Sunday, April 27, 2014

Staff report

SOUTHINGTON

Capt. James Holt has seen prison riots, hostage situations, officer-involved shootings, train crashes, plane crashes and a multitude of fatal car crashes during nearly 37 years with the Ohio State Highway Patrol.

But Holt, a Youngstown native and Poland resident who retired Friday, also remembers a promise he made to a woman whose young son had died in a car crash more than 20 years ago in Mansfield.

Holt had been to the morgue to see the boy’s body and felt it was better that his mother not see him that way. He asked the woman not to go because he believed the memory of seeing him that way might make it hard for her to remember happier times.

Finally, the woman agreed, but on one condition.

“She asked that I go to the morgue and hold his hand and say a prayer for him and tell him his mother loves him,” Holt said.

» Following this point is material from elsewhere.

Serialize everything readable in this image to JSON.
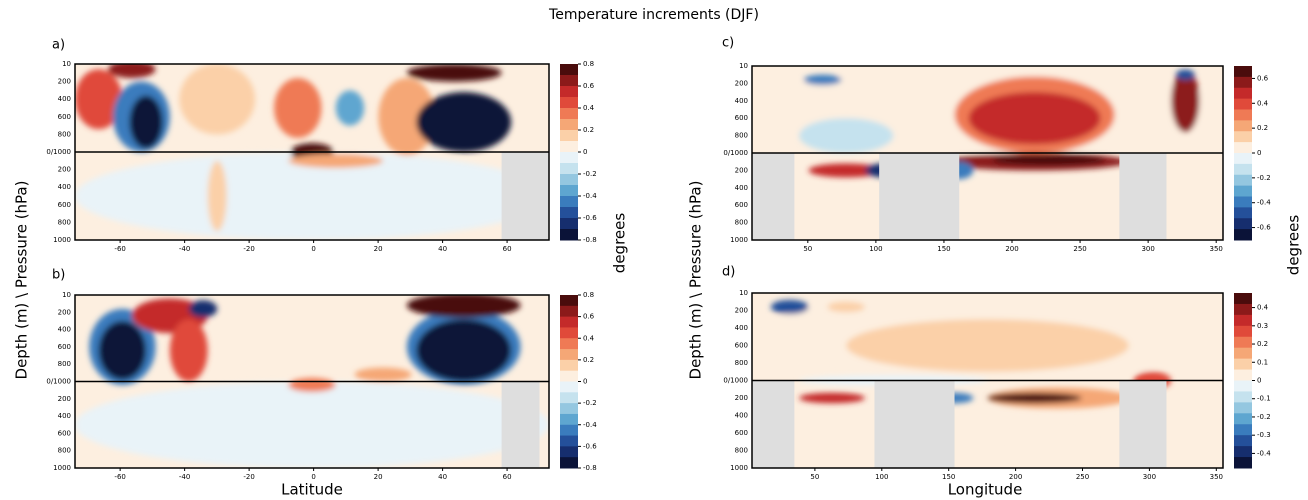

He headed back to the accident scene, which took many hours to process, and it was 10 to 11 hours later when he got free to fulfill his promise. With help from the coroner, he got into the morgue and did what he said.

“There’s a human factor to it,” Holt said of work at the highway patrol.

Holt, a 1975 Chaney High School graduate who has received 135 commendation letters since his career began in Fremont in 1979, advanced to district commander in Bucyrus and then district commander of the Warren district headquarters, where he supervised 403 personnel at nine patrol posts.

Holt is proud of the work of the highway patrol, calling it the “premiere law enforcement agency in the United States. They’re strict, but they’re fair,” he said.